Question

The price of an article is cut by 10%. To restore it to the original value, the new price must be increased by
1) 10%
2) $9\dfrac{1}{{11}}\% $
3) 11%
4) $11\dfrac{1}{9}\% $

Answer 1

Hint: First let the original price of the article be $x$ and the new price $y$. Formulate the equation according to the given condition. Then, we need to calculate the difference between the original price and the new price. Hence, use the formula \[\dfrac{{{\text{difference}}}}{{{\text{original value}}}} \times 100\] to find the percentage increased.

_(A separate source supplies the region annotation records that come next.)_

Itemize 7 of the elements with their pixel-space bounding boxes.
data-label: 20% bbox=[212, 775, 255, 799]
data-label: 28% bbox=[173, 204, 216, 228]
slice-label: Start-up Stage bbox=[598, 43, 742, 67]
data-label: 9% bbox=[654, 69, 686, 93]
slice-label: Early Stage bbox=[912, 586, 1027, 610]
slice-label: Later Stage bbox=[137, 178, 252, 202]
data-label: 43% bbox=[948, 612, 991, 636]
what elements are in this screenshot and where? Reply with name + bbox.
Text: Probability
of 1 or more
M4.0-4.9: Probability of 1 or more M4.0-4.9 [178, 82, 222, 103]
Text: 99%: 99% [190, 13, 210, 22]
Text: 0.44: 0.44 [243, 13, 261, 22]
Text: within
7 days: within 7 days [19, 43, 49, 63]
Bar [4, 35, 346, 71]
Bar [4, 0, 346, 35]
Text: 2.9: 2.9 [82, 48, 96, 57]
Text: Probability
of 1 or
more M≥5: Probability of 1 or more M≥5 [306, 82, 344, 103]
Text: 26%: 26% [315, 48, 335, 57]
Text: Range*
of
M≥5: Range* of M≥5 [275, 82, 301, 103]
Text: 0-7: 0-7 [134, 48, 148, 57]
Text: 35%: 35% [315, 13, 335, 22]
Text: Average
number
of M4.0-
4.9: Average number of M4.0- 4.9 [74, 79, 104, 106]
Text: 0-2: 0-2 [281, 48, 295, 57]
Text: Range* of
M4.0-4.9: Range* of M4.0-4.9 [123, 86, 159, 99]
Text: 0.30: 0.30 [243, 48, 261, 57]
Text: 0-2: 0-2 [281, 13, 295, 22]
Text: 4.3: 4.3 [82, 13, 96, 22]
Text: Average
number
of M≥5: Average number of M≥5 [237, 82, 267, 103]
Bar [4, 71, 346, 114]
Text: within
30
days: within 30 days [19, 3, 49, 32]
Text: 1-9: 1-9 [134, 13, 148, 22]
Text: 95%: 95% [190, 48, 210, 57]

Complete step-by-step answer:
Let the original price of the article be $x$.
According to the question, the price of the article is cut down by 10%.
Let the new price be $y$.
Since the price $y$ is 10% less than $x$, therefore \[x - \dfrac{{10}}{{100}}x = y\].
$
  0.9x = y \\
  x = \dfrac{y}{{0.9}} \\
$
To increase the price of the article from $y$ to the initial price that is $x$, we first have to calculate the difference of these two prices.
The difference between the old and the new price is the difference by which the new price must be increased to restore it to the original price.
Difference = \[x - y\]
Also we know \[x = \dfrac{y}{{0.9}}\]
Substituting the value of \[x\] to find the difference in terms of the new price, we get
Difference \[ = \dfrac{y}{{0.9}} - y\]
=\[\dfrac{y}{9}\]
The percentage change in the value can be calculated by the formula \[\dfrac{{{\text{difference}}}}{{{\text{original value}}}} \times 100\]
Here the original value is the new price that is $y$, and the difference is \[\dfrac{y}{9}\].

Substituting the value of difference and the original value to calculate the percentage change, we get
Percentage Change \[ = \dfrac{y}{{9y}} \times 100\]
=$11\dfrac{1}{9}\% $
Hence, option D is the correct answer.

Note: This question can alternatively be done by letting the original price and Rs 100. Then find the new price after the price of an article is cut by 10%. Then, find the new percentage increased by using the formula, \[\dfrac{{{\text{difference}}}}{{{\text{original value}}}} \times 100\].Also, the original value is the value that comes after the price is cut by 10%.